Forbes editor defends offshore outsourcing
Michael S. Malone, the former editor-at-large of Forbes ASAP magazine, has advised Americans against making a "scapegoat" out of offshore outsourcing of services.
"Suddenly, global terrorism is taking back seat to what is being billed as a new kind of "economic terrorism," the offshore movement of U.S. high-tech jobs to India (as well as China, Thailand, Indonesia, Poland, Costa Rica and Vietnam)," has says in his column for ABCNews.com. Naturally, he follows this with (the one and only) Forrester Research group's "prediction" that 3.3 million U.S. service industry jobs--including one million IT jobs--will move to other countries over the next 15 years. "The usual cranks on the left and right are angrily posting messages calling for economic war against India and solemnly mourning the impending death of the United States. And, of course, politicians are dealing with this scandal du jour in their usual ham-fisted way," he says.
Malone cites the benefits accrued by the outsourcing of electronics hardware manufacture (to countries such as Taiwan) to bolster his case for the offshore outsourcing of services as well. "Would the United States economy have been better off if we'd thrown up tariff barriers two decades ago against offshore PC assembly or contract semiconductor fabrication? On the contrary, allowing that natural market process to occur drove down costs, which in turn opened the door to the creation of thousands of new U.S. tech companies, and millions of new domestic jobs. The key was that we kept the innovation and we maintained the world's best environment for new company creation," he adds.
Malone's final prescription for America: focus on value-addition rather than artificially saving low-end jobs--something that is going to be futile in any case.

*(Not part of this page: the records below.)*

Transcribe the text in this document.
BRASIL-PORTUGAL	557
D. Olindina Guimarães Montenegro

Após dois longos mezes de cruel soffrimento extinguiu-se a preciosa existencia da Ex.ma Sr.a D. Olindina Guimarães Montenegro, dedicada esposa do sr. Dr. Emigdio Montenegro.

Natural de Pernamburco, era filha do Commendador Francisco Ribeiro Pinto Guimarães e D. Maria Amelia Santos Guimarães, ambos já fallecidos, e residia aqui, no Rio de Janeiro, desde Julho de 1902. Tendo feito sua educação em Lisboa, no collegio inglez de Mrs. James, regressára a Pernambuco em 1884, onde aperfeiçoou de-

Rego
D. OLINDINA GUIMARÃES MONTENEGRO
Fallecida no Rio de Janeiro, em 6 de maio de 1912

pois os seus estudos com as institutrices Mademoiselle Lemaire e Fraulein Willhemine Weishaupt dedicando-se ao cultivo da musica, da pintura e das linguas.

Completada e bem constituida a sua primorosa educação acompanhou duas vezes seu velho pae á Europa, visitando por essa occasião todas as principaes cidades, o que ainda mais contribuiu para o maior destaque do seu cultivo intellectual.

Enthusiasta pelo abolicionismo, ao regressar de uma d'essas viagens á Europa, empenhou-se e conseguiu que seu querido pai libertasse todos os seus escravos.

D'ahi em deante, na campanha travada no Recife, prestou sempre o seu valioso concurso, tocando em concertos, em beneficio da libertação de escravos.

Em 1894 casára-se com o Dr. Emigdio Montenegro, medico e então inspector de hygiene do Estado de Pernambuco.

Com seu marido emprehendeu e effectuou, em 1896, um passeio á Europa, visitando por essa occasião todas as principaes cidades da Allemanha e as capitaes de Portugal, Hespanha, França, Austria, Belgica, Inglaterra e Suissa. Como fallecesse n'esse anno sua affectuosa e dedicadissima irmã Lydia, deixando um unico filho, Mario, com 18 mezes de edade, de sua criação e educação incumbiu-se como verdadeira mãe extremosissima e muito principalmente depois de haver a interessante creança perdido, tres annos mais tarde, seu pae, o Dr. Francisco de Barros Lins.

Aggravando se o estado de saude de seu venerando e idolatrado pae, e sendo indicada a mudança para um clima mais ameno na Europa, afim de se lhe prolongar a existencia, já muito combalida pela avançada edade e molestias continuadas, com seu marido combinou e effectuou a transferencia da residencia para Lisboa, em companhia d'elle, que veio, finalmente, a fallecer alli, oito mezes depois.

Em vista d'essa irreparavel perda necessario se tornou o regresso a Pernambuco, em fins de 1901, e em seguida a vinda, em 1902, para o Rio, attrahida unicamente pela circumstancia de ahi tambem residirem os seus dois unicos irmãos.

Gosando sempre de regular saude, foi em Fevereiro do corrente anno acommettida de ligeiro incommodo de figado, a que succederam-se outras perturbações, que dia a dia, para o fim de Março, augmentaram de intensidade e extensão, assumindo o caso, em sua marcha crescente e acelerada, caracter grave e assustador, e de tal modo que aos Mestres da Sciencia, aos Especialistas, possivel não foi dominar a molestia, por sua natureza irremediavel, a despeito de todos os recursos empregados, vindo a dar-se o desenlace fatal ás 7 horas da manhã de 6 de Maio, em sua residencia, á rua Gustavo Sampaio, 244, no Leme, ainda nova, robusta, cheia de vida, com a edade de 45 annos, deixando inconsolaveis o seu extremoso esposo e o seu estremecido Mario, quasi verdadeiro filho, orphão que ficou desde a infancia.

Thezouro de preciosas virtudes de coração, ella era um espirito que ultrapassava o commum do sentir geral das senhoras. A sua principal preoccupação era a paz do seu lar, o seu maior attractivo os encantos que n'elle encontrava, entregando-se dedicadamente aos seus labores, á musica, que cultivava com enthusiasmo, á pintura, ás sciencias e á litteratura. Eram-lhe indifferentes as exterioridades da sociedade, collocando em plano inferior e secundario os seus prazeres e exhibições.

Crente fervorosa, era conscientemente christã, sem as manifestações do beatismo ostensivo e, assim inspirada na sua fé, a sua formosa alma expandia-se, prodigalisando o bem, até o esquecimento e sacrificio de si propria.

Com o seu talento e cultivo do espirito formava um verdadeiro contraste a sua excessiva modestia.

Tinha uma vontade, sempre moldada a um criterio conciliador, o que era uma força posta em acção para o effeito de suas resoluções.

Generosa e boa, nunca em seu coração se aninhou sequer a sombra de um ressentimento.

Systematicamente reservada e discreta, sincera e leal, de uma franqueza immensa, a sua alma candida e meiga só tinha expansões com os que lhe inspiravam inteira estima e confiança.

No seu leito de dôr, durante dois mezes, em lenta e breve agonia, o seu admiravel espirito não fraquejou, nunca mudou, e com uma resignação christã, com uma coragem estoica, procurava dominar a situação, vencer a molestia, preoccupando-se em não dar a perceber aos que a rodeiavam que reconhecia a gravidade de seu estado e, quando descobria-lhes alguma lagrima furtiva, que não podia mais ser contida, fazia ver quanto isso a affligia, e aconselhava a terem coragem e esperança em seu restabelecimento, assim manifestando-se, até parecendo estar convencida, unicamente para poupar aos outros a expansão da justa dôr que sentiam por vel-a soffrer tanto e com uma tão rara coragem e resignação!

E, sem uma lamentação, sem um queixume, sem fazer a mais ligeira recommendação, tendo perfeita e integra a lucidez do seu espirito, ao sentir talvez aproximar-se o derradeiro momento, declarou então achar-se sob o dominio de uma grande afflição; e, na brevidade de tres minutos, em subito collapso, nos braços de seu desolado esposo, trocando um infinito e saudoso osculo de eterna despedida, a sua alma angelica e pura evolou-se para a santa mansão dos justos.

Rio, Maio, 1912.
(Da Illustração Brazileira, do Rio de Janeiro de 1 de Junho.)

"Will this transformation be painful? Of course it will; it always is. Many hard-working Americans (including a lot of those new Americans) will lose their jobs. But, history shows that those jobs will be eventually be lost anyway, no matter how many artificial barriers we put up to keep them. The hard fact is that we can only move on to new jobs. Whether those jobs will be better or worse depends upon the decisions we make right now. If we try to hang on to jobs that are no longer competitive on the world stage, we will lose. But if we can leverage those lost jobs into future gains in new, better jobs and talented immigrants, then we win."